Mais, si tous les récits ne découvrent pas de tableaux, tous sont construits selon un ordre généalogique. En effet leur armature est organisée par un ordre de déchiffrement qui doit combiner une lecture horizontale et une lecture verticale pour aboutir à ego en déclinant à chaque génération les branches latérales et leurs descendances avant de revenir à l'axe des ascendants directs 243 .

On trouve une iconographie dans notre corpus de référence, mais elle est peu présente. Elle figure prioritairement des portraits d'ancêtres, des armoiries, des photographies de propriétés de famille et de villages des origines, des cartes et des plans. Le nombre de reproductions varie d'un récit à l'autre. Examinons nos récits de référence. Notre récit 1 n'a que son blason en couverture. Notre récit 2 en réunit sur 15 pages et compte 13 pages de portraits, les 2 autres sont les propriétés de la famille. Notre récit 3 a le blason plus 1 page de portraits. Nos récits 4 et 5 n'ont aucune iconographie. Et le récit 6 en a 11 pages dont 4 représentant des propriétés de famille. Avec les autres récits de notre corpus général, on s'aperçoit que 5 sur 11 récits n'ont aucune iconographie, pas même en couverture, et que, sur les 6 qui restent, 3 en ont plus de 10 pages et 3 seulement 1 à 2 pages. Les autres thèmes iconographiques sont rares, mais c'est le village des origines qui occupe le rang suivant dans les choix de nos auteurs.

Quant aux photocopies ou photographies de documents originaux officiels ou de lettres, elles sont très exceptionnelles. Les recueils présentent ceux-ci en les recopiant sous forme de citations ou en en choisissant des extraits. On en trouve soit à l'intérieur du texte, soit en fin de recueil : ce sont par exemple, des actes d'état civil ou notariés, lettres de noblesse, édits royaux, jugements de commissions révolutionnaires, actes de tutelle, passeports, etc.

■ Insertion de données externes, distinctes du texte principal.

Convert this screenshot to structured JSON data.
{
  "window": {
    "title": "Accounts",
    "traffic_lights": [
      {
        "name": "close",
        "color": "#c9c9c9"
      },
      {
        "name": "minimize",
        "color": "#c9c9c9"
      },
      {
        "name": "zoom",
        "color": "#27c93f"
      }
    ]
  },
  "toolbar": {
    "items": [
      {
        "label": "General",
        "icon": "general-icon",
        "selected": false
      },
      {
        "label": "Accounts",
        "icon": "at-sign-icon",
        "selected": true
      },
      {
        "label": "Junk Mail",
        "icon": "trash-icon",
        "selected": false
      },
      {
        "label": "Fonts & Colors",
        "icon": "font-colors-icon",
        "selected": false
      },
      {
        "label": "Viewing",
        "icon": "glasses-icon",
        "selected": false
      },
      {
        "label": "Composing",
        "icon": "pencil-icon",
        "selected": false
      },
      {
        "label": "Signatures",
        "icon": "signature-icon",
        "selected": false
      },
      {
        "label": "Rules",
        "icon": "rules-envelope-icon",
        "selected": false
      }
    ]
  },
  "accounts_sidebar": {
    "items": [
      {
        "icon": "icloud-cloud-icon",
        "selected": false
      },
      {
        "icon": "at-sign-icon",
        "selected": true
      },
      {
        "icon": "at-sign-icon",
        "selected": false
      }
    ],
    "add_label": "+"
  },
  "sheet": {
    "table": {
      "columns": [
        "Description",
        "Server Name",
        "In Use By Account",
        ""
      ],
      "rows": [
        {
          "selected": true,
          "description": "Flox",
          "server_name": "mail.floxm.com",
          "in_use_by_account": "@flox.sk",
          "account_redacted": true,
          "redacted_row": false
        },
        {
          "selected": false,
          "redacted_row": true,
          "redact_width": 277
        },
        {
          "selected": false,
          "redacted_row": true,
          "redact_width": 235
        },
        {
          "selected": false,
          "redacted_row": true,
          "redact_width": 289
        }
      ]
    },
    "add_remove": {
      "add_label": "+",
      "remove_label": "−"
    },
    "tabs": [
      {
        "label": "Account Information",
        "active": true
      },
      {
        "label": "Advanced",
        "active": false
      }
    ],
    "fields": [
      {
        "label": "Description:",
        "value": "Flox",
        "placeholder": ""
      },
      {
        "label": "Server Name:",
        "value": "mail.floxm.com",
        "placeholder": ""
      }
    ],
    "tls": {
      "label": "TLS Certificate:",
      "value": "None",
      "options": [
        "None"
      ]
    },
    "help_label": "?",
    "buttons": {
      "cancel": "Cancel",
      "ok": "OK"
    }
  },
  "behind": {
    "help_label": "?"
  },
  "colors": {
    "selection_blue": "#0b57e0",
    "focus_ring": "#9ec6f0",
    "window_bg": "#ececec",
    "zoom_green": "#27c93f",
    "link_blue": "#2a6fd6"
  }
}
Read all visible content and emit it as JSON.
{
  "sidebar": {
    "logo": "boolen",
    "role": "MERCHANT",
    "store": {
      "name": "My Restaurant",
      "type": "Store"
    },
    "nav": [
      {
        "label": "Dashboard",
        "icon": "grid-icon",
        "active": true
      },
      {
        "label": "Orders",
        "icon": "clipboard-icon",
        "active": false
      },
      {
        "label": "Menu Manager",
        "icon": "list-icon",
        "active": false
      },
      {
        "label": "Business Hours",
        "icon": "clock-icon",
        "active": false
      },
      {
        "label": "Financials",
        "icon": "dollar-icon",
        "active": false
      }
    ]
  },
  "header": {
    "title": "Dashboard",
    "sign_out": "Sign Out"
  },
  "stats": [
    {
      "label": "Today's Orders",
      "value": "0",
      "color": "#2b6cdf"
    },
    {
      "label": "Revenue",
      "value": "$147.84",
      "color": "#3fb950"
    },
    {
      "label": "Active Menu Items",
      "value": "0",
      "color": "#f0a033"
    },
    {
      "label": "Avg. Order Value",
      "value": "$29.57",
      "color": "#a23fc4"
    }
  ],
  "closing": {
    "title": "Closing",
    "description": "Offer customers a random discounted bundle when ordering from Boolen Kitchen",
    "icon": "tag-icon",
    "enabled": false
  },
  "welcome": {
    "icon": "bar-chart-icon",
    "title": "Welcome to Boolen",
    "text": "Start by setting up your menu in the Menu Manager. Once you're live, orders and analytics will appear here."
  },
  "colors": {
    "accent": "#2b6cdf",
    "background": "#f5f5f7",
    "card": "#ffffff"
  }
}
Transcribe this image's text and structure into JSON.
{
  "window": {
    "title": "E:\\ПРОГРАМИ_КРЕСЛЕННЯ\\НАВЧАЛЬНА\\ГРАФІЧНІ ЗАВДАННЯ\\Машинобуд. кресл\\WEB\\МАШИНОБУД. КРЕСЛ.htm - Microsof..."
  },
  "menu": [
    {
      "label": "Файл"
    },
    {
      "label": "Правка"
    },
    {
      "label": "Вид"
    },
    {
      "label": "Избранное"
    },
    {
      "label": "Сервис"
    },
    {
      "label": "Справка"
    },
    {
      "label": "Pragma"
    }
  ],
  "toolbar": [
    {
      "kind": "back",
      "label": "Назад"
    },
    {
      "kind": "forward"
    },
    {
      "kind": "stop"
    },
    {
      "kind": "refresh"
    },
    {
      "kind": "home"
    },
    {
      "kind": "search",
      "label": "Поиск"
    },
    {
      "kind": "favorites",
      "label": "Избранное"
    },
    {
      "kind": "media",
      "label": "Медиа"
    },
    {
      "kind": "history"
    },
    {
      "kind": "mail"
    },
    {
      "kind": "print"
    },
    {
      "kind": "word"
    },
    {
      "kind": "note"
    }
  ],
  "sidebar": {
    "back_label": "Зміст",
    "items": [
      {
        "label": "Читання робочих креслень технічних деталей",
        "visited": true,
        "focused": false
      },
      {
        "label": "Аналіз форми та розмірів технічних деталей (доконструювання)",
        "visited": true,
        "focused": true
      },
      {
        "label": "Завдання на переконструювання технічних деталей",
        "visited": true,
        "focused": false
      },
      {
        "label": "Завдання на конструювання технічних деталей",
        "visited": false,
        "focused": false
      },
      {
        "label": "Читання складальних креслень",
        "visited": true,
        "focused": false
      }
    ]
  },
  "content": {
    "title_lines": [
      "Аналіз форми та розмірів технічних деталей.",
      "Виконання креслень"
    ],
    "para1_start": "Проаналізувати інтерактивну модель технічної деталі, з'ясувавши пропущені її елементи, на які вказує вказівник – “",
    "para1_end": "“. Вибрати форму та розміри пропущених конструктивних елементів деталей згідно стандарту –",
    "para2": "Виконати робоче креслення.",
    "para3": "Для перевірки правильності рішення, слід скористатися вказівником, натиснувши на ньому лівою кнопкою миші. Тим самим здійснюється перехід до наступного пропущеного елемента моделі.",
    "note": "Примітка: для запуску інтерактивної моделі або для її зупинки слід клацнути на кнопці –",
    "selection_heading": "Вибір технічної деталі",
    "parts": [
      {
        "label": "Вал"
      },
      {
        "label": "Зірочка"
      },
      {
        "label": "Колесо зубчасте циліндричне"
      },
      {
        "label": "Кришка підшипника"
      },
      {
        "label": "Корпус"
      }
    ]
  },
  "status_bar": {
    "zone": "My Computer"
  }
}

Enfin, les récits eux-mêmes dévoilent des contenus historiques sur les familles bien différents, même si ceux-ci s’insèrent tous dans une structure textuelle généalogique et s’approchent à partir de thématiques récurrentes. Ils ne racontent pas d’histoires simples, mais instruisent des problématiques identitaires marquées de gravité. Nous verrons, à la lumière de l’analyse de contenus, que ces problématiques, si elles sont diversifiées, visent toutes à interroger les équilibres identitaires sociaux et familiaux ayant structuré la vie des auteurs, et à proposer de nouveaux équilibres.

Notes
242.

. Nous n’avons retenu que les maternels présentés de façon à pouvoir discerner suffisamment leur caractère propre, au-delà donc de la simple information sur les cycles de vie de l’épouse et de ses parents, etc.

243.

. BURGUIERE André (1991), art. cit., p. 784.